Foreign domestic workers in Hong Kong

Employers of Filipino domestic helper killed by fall in mainland China arrested in Hong Kong

Couple, both city residents, held over conspiracy to defraud and released on bail

PUBLISHED : Friday, 18 August, 2017, 2:05pm
UPDATED : Friday, 18 August, 2017, 11:20pm

The Hong Kong employers of a Filipino domestic helper who plunged to her death from a building in Shenzhen last month were arrested on Thursday on suspicion of conspiracy to defraud.

They were released on bail and will have to report to police in mid-September in a case that has raised concerns about employers taking their helpers to work outside the city illegally.

The 47-year-old man, identified only by his surname, Gu, and his wife surnamed Liu, 32, both Hong Kong residents,were arrested at police headquarters in Wan Chai.

“They were suspected to have made a false statement to the relevant government department, claiming that the female foreign domestic helper employed by them would work in Hong Kong only,” a police spokesman said.

Lorain Asuncion, 28, fell from a building in Shenzhen on July 24 after it was claimed her employers sent her to work there at a relative’s home.

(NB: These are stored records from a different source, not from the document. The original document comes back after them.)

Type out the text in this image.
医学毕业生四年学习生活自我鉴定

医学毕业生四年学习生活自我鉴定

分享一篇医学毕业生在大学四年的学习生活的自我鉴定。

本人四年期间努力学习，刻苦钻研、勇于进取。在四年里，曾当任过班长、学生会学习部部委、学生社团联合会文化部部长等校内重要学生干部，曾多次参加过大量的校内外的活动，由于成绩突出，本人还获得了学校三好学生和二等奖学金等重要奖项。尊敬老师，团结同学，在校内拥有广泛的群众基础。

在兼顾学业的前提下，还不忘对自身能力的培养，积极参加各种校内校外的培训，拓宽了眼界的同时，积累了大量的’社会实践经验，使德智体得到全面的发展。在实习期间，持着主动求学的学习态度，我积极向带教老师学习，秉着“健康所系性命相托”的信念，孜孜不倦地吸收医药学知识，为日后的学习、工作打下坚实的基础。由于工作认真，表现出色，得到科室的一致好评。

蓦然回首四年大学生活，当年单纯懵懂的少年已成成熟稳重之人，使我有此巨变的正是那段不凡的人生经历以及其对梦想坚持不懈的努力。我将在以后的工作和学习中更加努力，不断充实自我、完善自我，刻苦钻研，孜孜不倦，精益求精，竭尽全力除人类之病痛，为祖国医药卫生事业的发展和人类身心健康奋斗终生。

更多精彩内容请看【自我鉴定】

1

Rights groups said there was a growing trend of employers putting their helpers to work outside the city, often against the helpers’ will, breaching contracts requiring them to work only at a designated address in Hong Kong.

The Immigration Department referred the woman’s death to police as a “suspected case of human-trafficking”.

Holly Allan, director of support group HELP for Domestic Workers, said the employers’ arrests “showed authorities were taking the matter seriously”.

Allan noted that advocates have called for Hong Kong to introduce anti-human trafficking laws to penalise labour trafficking.

“I think this is a case in which such laws could have been effective in combating the problem,” she said.

In the absence of such legislation, Allan said, authorities often used a piecemeal approach in dealing with labour trafficking, using charges such as false representation.

“Often it is the workers themselves who areprosecuted for breach of conditions of stay and false representation,” she said.

“We have assisted domestic workers, who were forced by their employers to work outside the terms of their contract, and who ended up being criminalised.

This time, it’s the employer being investigated. We hope the arrest would serve as a deterrent.”

Vice-consul Alex Vallespin at the Philippine consulate had not been told early yesterday about the couple’s arrest.

“Of course we welcome actions that might lead to the resolution of the issue,” hesaid.

The Sunlight Employment Agency, which processed Asuncion’s work contract in the city, said in an email that the employer told them she had “passed away in mainland China in a suspected suicide case”.

The agency then told the family, and two of the helper’s relatives flew to the city.

“We were told that she jumped,” Asuncion’s sister Jenevieve Javier, 29, said earlier. “But we think the death of my sister is very suspicious. We want to know what happened and have justice.”

Asuncion’s relatives said she had been taken to the mainland about four times since October 2016.

“Last time, she was even more afraid because she would not be with her real employer,” Susan Escorial, Asuncion’s aunt, said.